Pornography focusing on queer themes

Queer pornography depicts performers with various gender identities and sexual orientations interacting and exploring genres of desire and pleasure in unique ways. These conveyed interactions distinctively seek to challenge the conventional modes of portraying and experiencing sexually explicit content. Scholar Ingrid Ryberg additionally includes two main objectives of queer pornography in her definition as "interrogating and troubling gender and sexual categories and aiming at sexual arousal."

Queer porn works to have authentic representations with respect to the sexual orientations, gender identities and desires of the performers in it. It differs from heterosexual, gay, or lesbian pornography, because queer porn will often be a partnering of performers outside traditional pornographic categories. Gay porn falls into a similar situation as heterosexual porn by putting an emphasis on androcentric imagery of pleasure, as scholar Richard Dyer argues, and often glorifies the homonormative, masculine body-type and behavior. To appear as inclusive, gay porn will exotify differences. Performers' bodies in queer pornography are key to providing a difference between it and other categories of pornography. For example, a DVD may have one scene which shows a transgender lesbian with a cisgender femme-identified queer woman, while the next scene may showcase two transgender queer-identified men.

The genre of queer pornography as defined above is relatively recent and has been popularized and distributed by adult film companies such as Pink and White Productions, Trouble Films, Real Queer Productions among others. While porn is not limited to adult cinema and can exist in the context of a variety of media such as queer written pornography, the currently produced queer porn is mostly in the form of video.

Some prominent queer producers include Shine Louise Houston, Chelsea Poe, and April Flores who attempt to challenge the filming methods within the porn industry.
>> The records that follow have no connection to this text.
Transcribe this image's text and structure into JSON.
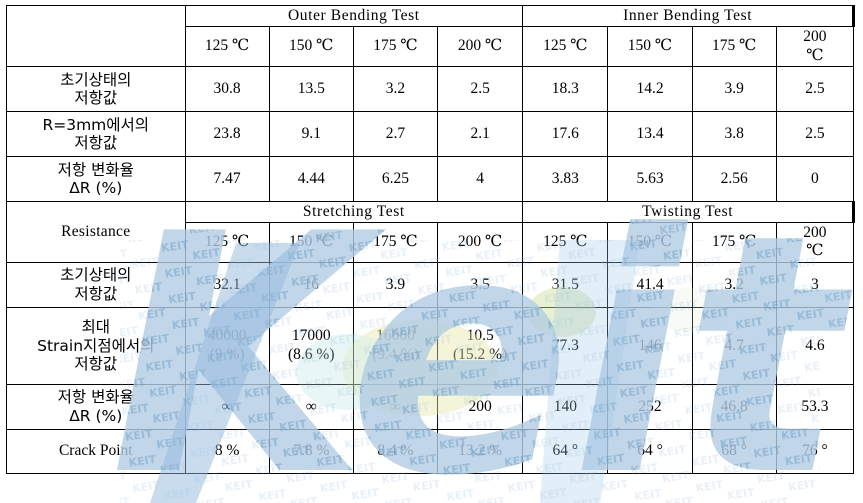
{
  "table": {
    "row_label_header": "",
    "groups_top": [
      {
        "name": "outer-bending-test",
        "label": "Outer Bending Test"
      },
      {
        "name": "inner-bending-test",
        "label": "Inner Bending Test"
      }
    ],
    "groups_bottom": [
      {
        "name": "stretching-test",
        "label": "Stretching Test"
      },
      {
        "name": "twisting-test",
        "label": "Twisting Test"
      }
    ],
    "temperatures": [
      "125 ℃",
      "150 ℃",
      "175 ℃",
      "200 ℃"
    ],
    "temperature_last": "200\n℃",
    "section_label": "Resistance",
    "top_rows": [
      {
        "label": "초기상태의\n저항값",
        "values": [
          "30.8",
          "13.5",
          "3.2",
          "2.5",
          "18.3",
          "14.2",
          "3.9",
          "2.5"
        ]
      },
      {
        "label": "R=3mm에서의\n저항값",
        "values": [
          "23.8",
          "9.1",
          "2.7",
          "2.1",
          "17.6",
          "13.4",
          "3.8",
          "2.5"
        ]
      },
      {
        "label": "저항 변화율\nΔR (%)",
        "values": [
          "7.47",
          "4.44",
          "6.25",
          "4",
          "3.83",
          "5.63",
          "2.56",
          "0"
        ]
      }
    ],
    "bottom_rows": [
      {
        "label": "초기상태의\n저항값",
        "values": [
          "32.1",
          "16",
          "3.9",
          "3.5",
          "31.5",
          "41.4",
          "3.2",
          "3"
        ]
      },
      {
        "label": "최대\nStrain지점에서의\n저항값",
        "values": [
          "40000\n(9 %)",
          "17000\n(8.6 %)",
          "16000\n(9.4 %)",
          "10.5\n(15.2 %)",
          "77.3",
          "146",
          "4.7",
          "4.6"
        ]
      },
      {
        "label": "저항 변화율\nΔR (%)",
        "values": [
          "∞",
          "∞",
          "∞",
          "200",
          "140",
          "252",
          "46.8",
          "53.3"
        ]
      },
      {
        "label": "Crack Point",
        "values": [
          "8 %",
          "7.8 %",
          "8.4 %",
          "13.2 %",
          "64 °",
          "64 °",
          "68 °",
          "76 °"
        ]
      }
    ]
  },
  "watermark": {
    "text": "Keit",
    "tile_text": "KEIT",
    "color_blue": "#b9cfe6",
    "color_lightblue": "#a9d6ec",
    "color_green": "#cfe0a0",
    "color_yellow": "#e8e8a8"
  }
}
Typically within the Porn Industry, the producer and director have the majority of control over how each scene will be performed, who is showcased in each set, and creating a differential of performers’ salaries based on their popularity. Queer pornography counters these practices by actively engaging performers in the creations of scenes allowing them to form more organically as a collaboration with a more horizontal access of control rather than a hierarchically vertical system.
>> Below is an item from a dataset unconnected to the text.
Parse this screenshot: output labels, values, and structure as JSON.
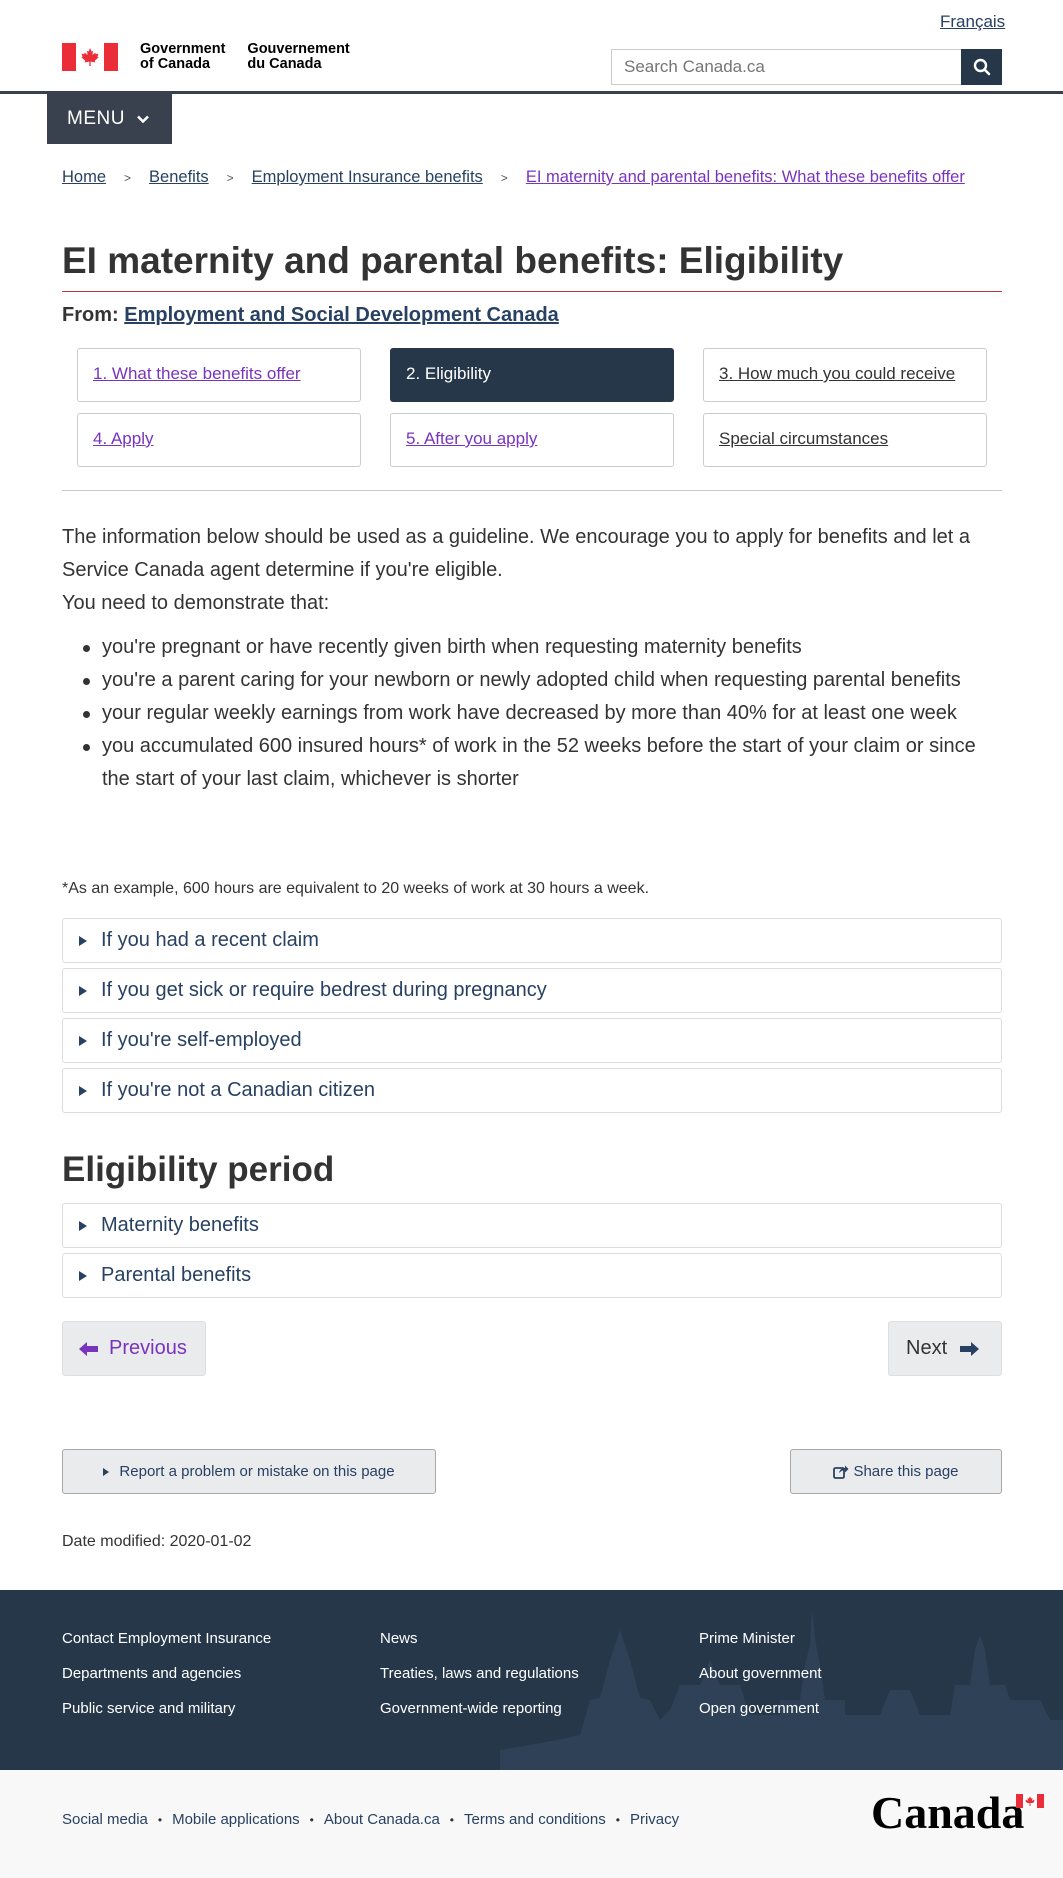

Queer porn similarly celebrates ejaculation but with some signification differences to conventional porn. Unlike in the mainstream industry, the performer does not have a financial bonus for providing such a "money shot." Directors only encourage performers to perform an orgasm if/when the actors feel like it. Since the money shot in conventional porn relies of visibility for the camera, it necessarily centers on showing external ejaculation of the penis as the ultimate climax. This reflects attention back to the male centered gaze and a representative instance of phallic power and pleasure. Queer porn attempts to broaden such a delineation of phallic centered climax and the pornographic production.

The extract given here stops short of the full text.